February 9th, 2018 at 10:46 AM ^
February 9th, 2018 at 10:09 AM ^
For what it's worth regarding Harbaugh, this class, and recruiting under Harbaugh in general: Things I've heard which I consider to be very reliable given the source.
--He LOVES this class and noted how not one guy ever behaved or indicated they were doing a Michigan football a favor by committing. I guess in the recruiting world it's fairly common to have at least a guy or two (or more) in any class who do project the opposite and even bring it to campus after signing. So it's reminicent of the type of players he stocked his program with at Stanford.
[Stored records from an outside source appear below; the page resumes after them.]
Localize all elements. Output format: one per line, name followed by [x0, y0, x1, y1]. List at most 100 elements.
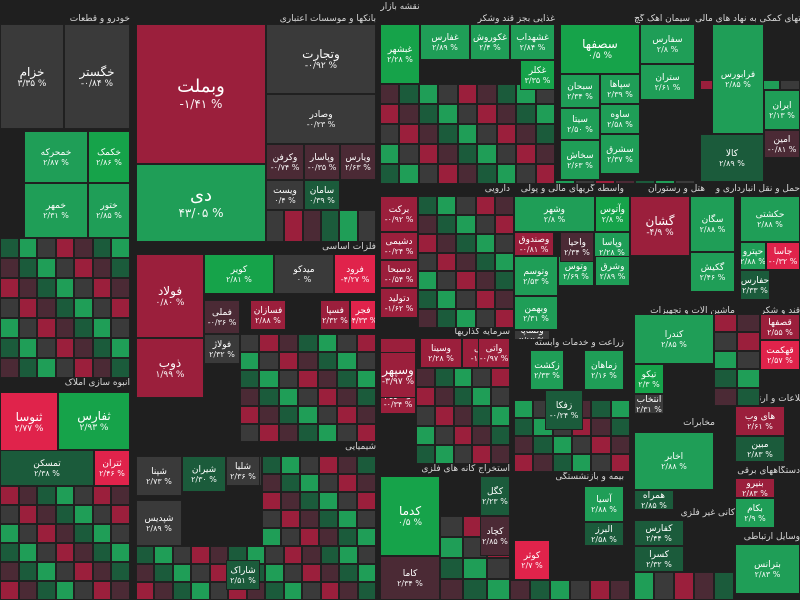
- ticker-tile[interactable]: فسپا ۲/۳۲ %: [320, 300, 350, 330]
- heatmap-cell[interactable]: [74, 318, 93, 338]
- heatmap-cell[interactable]: [575, 180, 595, 184]
- heatmap-cell[interactable]: [302, 546, 321, 564]
- heatmap-cell[interactable]: [714, 332, 737, 351]
- heatmap-cell[interactable]: [262, 510, 281, 528]
- heatmap-cell[interactable]: [259, 424, 279, 442]
- heatmap-cell[interactable]: [475, 252, 495, 272]
- heatmap-cell[interactable]: [298, 424, 318, 442]
- heatmap-cell[interactable]: [510, 580, 530, 600]
- heatmap-cell[interactable]: [472, 444, 492, 464]
- heatmap-cell[interactable]: [259, 406, 279, 424]
- heatmap-cell[interactable]: [456, 252, 476, 272]
- heatmap-cell[interactable]: [338, 474, 357, 492]
- heatmap-cell[interactable]: [530, 580, 550, 600]
- heatmap-cell[interactable]: [320, 564, 340, 582]
- heatmap-cell[interactable]: [399, 124, 419, 144]
- ticker-tile[interactable]: ویست ۰/۴ %: [266, 180, 304, 210]
- heatmap-cell[interactable]: [37, 318, 56, 338]
- ticker-tile[interactable]: کاما ۲/۳۴ %: [380, 556, 440, 600]
- heatmap-cell[interactable]: [283, 564, 303, 582]
- heatmap-cell[interactable]: [356, 406, 376, 424]
- ticker-tile[interactable]: بکام ۲/۹ %: [735, 498, 775, 528]
- heatmap-cell[interactable]: [655, 180, 675, 184]
- heatmap-cell[interactable]: [357, 528, 376, 546]
- heatmap-cell[interactable]: [339, 210, 358, 242]
- heatmap-cell[interactable]: [694, 572, 714, 600]
- heatmap-cell[interactable]: [172, 564, 192, 582]
- heatmap-cell[interactable]: [610, 400, 630, 418]
- heatmap-cell[interactable]: [55, 338, 75, 358]
- ticker-tile[interactable]: واتی -۰/۹۷ %: [478, 338, 510, 368]
- heatmap-cell[interactable]: [591, 454, 611, 472]
- ticker-tile[interactable]: برکت -۰/۹۲ %: [380, 196, 418, 232]
- heatmap-cell[interactable]: [494, 252, 514, 272]
- heatmap-cell[interactable]: [634, 572, 654, 600]
- heatmap-cell[interactable]: [37, 358, 56, 378]
- ticker-tile[interactable]: خگستر -۰/۸۴ %: [64, 24, 130, 129]
- ticker-tile[interactable]: قصفها ۲/۵۵ %: [760, 314, 800, 340]
- heatmap-cell[interactable]: [475, 233, 495, 253]
- heatmap-cell[interactable]: [416, 444, 435, 464]
- heatmap-cell[interactable]: [456, 290, 476, 310]
- heatmap-cell[interactable]: [74, 562, 93, 581]
- heatmap-cell[interactable]: [440, 579, 464, 600]
- heatmap-cell[interactable]: [416, 387, 435, 407]
- ticker-tile[interactable]: مبین ۲/۸۳ %: [735, 436, 785, 462]
- heatmap-cell[interactable]: [74, 258, 93, 278]
- ticker-tile[interactable]: امین -۰/۸۱ %: [764, 130, 800, 158]
- heatmap-cell[interactable]: [37, 505, 56, 524]
- heatmap-cell[interactable]: [284, 210, 303, 242]
- heatmap-cell[interactable]: [18, 524, 38, 543]
- heatmap-cell[interactable]: [453, 387, 473, 407]
- heatmap-cell[interactable]: [477, 144, 497, 164]
- ticker-tile[interactable]: واحیا ۲/۳۴ %: [560, 232, 594, 262]
- heatmap-cell[interactable]: [457, 164, 478, 184]
- ticker-tile[interactable]: ثتران ۲/۴۶ %: [94, 450, 130, 486]
- heatmap-cell[interactable]: [55, 358, 75, 378]
- heatmap-cell[interactable]: [475, 309, 495, 328]
- ticker-tile[interactable]: ویارس ۲/۶۳ %: [340, 144, 376, 180]
- heatmap-cell[interactable]: [438, 104, 458, 124]
- heatmap-cell[interactable]: [357, 474, 376, 492]
- heatmap-cell[interactable]: [55, 581, 75, 600]
- heatmap-cell[interactable]: [472, 406, 492, 426]
- heatmap-cell[interactable]: [494, 309, 514, 328]
- heatmap-cell[interactable]: [434, 368, 454, 388]
- heatmap-cell[interactable]: [92, 358, 112, 378]
- heatmap-cell[interactable]: [262, 492, 281, 510]
- heatmap-cell[interactable]: [418, 124, 439, 144]
- heatmap-cell[interactable]: [111, 318, 130, 338]
- ticker-tile[interactable]: بنیرو ۲/۸۳ %: [735, 478, 775, 498]
- heatmap-cell[interactable]: [55, 318, 75, 338]
- heatmap-cell[interactable]: [714, 572, 734, 600]
- heatmap-cell[interactable]: [278, 352, 299, 370]
- heatmap-cell[interactable]: [265, 546, 284, 564]
- heatmap-cell[interactable]: [317, 352, 338, 370]
- heatmap-cell[interactable]: [37, 278, 56, 298]
- heatmap-cell[interactable]: [440, 558, 464, 579]
- heatmap-cell[interactable]: [317, 424, 338, 442]
- heatmap-cell[interactable]: [18, 358, 38, 378]
- ticker-tile[interactable]: خزام ۳/۳۵ %: [0, 24, 64, 129]
- ticker-tile[interactable]: وکرفن -۰/۷۴ %: [266, 144, 304, 180]
- heatmap-cell[interactable]: [74, 543, 93, 562]
- ticker-tile[interactable]: البرز ۲/۵۸ %: [584, 522, 624, 546]
- heatmap-cell[interactable]: [418, 164, 439, 184]
- heatmap-cell[interactable]: [590, 580, 610, 600]
- ticker-tile[interactable]: تیکو ۲/۳ %: [634, 364, 664, 394]
- heatmap-cell[interactable]: [552, 454, 572, 472]
- ticker-tile[interactable]: کگل ۲/۲۳ %: [480, 476, 510, 516]
- heatmap-cell[interactable]: [92, 238, 112, 258]
- ticker-tile[interactable]: وصندوق -۰/۸۱ %: [514, 232, 554, 256]
- heatmap-cell[interactable]: [535, 124, 555, 144]
- heatmap-cell[interactable]: [55, 258, 75, 278]
- ticker-tile[interactable]: سشرق ۲/۳۷ %: [600, 134, 640, 174]
- heatmap-cell[interactable]: [472, 387, 492, 407]
- heatmap-cell[interactable]: [457, 124, 478, 144]
- heatmap-cell[interactable]: [438, 164, 458, 184]
- heatmap-cell[interactable]: [300, 456, 319, 474]
- heatmap-cell[interactable]: [240, 406, 260, 424]
- heatmap-cell[interactable]: [281, 510, 300, 528]
- heatmap-cell[interactable]: [18, 505, 38, 524]
- heatmap-cell[interactable]: [357, 564, 376, 582]
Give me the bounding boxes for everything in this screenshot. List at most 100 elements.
--He is uncompromising in his promise to the player and the parents that their child will get a great education and the expectations in that area will be high. He sells that prominently and is looking for that kind of kid who wants the same. The rigor of Michigan academics and the freedom for a player to choose his discipline track is something he sells actively. He also sells the academic support to help guarantee success.
--The robotic type guy we think we see in press conferences or on the sideline since they changed the behavior rules, is 180 out from the guy recruiting. His enthusiasm and passion for Michigan and the program being constructed leaves no doubt to recruits this is where his heart is.
Offenses and schemes can be improved. More effective recruiters can be hired. Relationships with high schools can grow and deepen. But the type of foundation for something unique, successful, and lasting has been solidly laid.
I don't want the thing blowing sideways again when Jim does leave, even say a decade or two down the road. Don't want it to lose it's way.
We may have to accept the reality that certain recruits we'll never be in on no matter how much we win. And also know that in many cases, that's by design.
February 9th, 2018 at 10:33 AM ^
"We may have to accept the reality that certain recruits we'll never be in on no matter how much we win. And also know that in many cases, that's by design. "
The academics thing cuts both ways. You will get kids who really want to get a good or decent degree from a school with a great rep. But You will also get kids who want to see if they can get into the league, and who think a heavy academic workload might get in the way of that.
There is a difference between the B1G and the SEC. My niece (not an athlete) scored a 36 on the ACT and had a 4.0 and a ton of extracurriculars. Apparently 'Bama put a ton of money on the table in terms of scholarships. The B1G schools had her competing to get in. (in fairness, they did offere performance scholarships, but nothing like down south).
So if that is a valid example, I could see a guy who wants to get into the league saying 'Yeah, go to Michigan and take hard courses and not have as much football success, or go to 'Bama and spend all my energy competing on the field, with a fair shot at the league and big money if I'm a success...'
Of course, the lack of signature wins and our inexplicable issues with O lines don't help. But even if we do return to the great O lines of yore we might still have trouble attracting guys who don't want to overhead of an academic load.
February 9th, 2018 at 10:25 AM ^
"anSumeren isn’t Ben Mason’s size, but not Ben Mason—probably closer to what Wyatt Shallman was as a recruit"
I sincerely hope this means we can expect more Wallaby's in the future.
February 9th, 2018 at 10:40 AM ^
If they acutally use him as a receiver I think Ben V. could be a very valuable piece. But that would mean the coaches would have to be inventive and do something that makes sense. But they struggle to throw to a weapon like Chris Evans, who would be a killer in-space type of guy. So who knows.
February 9th, 2018 at 11:54 AM ^
February 10th, 2018 at 9:23 AM ^
The takes about Frey, Jedd, and Warriner sure seem reasonable... if true, this is scary- could JH have an Achilles heel? A bit too loyal to NFL offensive schemes and his friends?
Not sure what that whole poop story about me, John Anes was all about... I'd be happy to address it and talk to the person accusing my life to be a "poop story"!